In conclusion, we found three factors that independently predicted a top-box hospital rating (older age, sex [men], and cervical surgery), and several that predict lower hospital ratings (ASA Classes II to IV, nonelective surgery, any adverse event, readmission, and prolonged hospital stay). Identification of patient factors present preoperatively that are independently associated with HCAHPS scores suggests that the survey has limited utility in measuring the quality of care delivered to patients undergoing spine surgery. HCAHPS responses for this patient population should be interpreted cautiously and should consider the factors associated with hospital rating identified here. Additionally, given conflicting reports regarding the effect of adverse events on HCAHPS scores after spine surgery, future work should aim to more fully characterize this relationship.
Acknowledgments
We thank Dr.

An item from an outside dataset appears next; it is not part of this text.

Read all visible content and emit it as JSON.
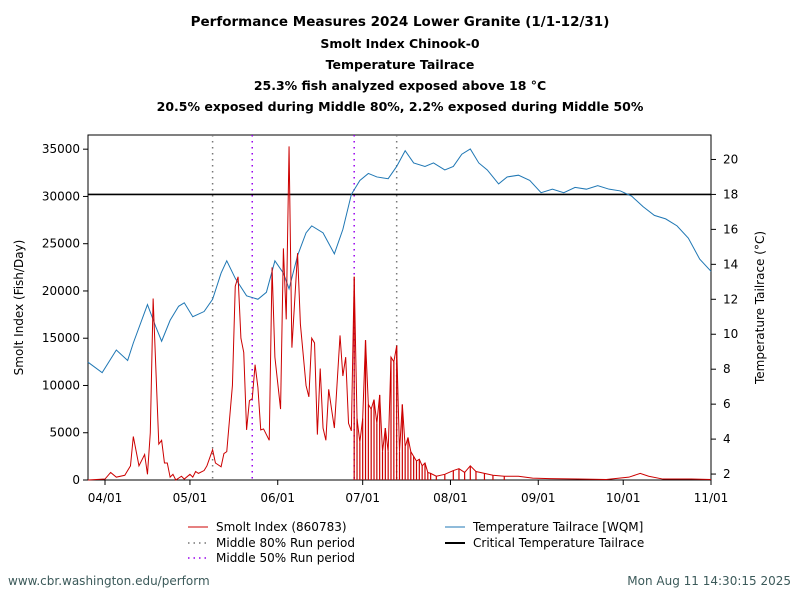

Lee Rubin for his thoughtful comments during the inception of this study, as well as our institution’s Joint Data Analytics Team for acquiring and providing the dataset.
Footnotes
One of the authors certifies that he (JNG), or a member of his immediate family, has received or may receive personal fees during the study period, in an amount of less than USD 10,000 from TIDI products (Neenah, WI, USA), in an amount less than USD 10,000 from Medtronic (Dublin, Leinster, Ireland), in an amount less than USD 10,000 from Bioventus (Durham, NC, USA), in an amount of USD 10,000 to USD 100,000 from Stryker (Kalamazoo, MI, USA), all outside the submitted work; one of the authors (JNG) certifies that he is a clinical trial subinvestigator with Pfizer (New York, NY, USA), Spinal Kinetics (Sunnyvale, CA, USA), Orthofix (Lewisville, TX, USA) and is a fellow of the American College of Surgeons (Chicago, IL, USA).
All ICMJE Conflict of Interest Forms for authors and Clinical Orthopaedics and Related Research® editors and board members are on file with the publication and can be viewed on request.
Each author certifies that his or her institution approved the human protocol for this investigation and that all investigations were conducted in conformity with ethical principles of research.
This work was performed at Yale School of Medicine, New Haven, CT, USA.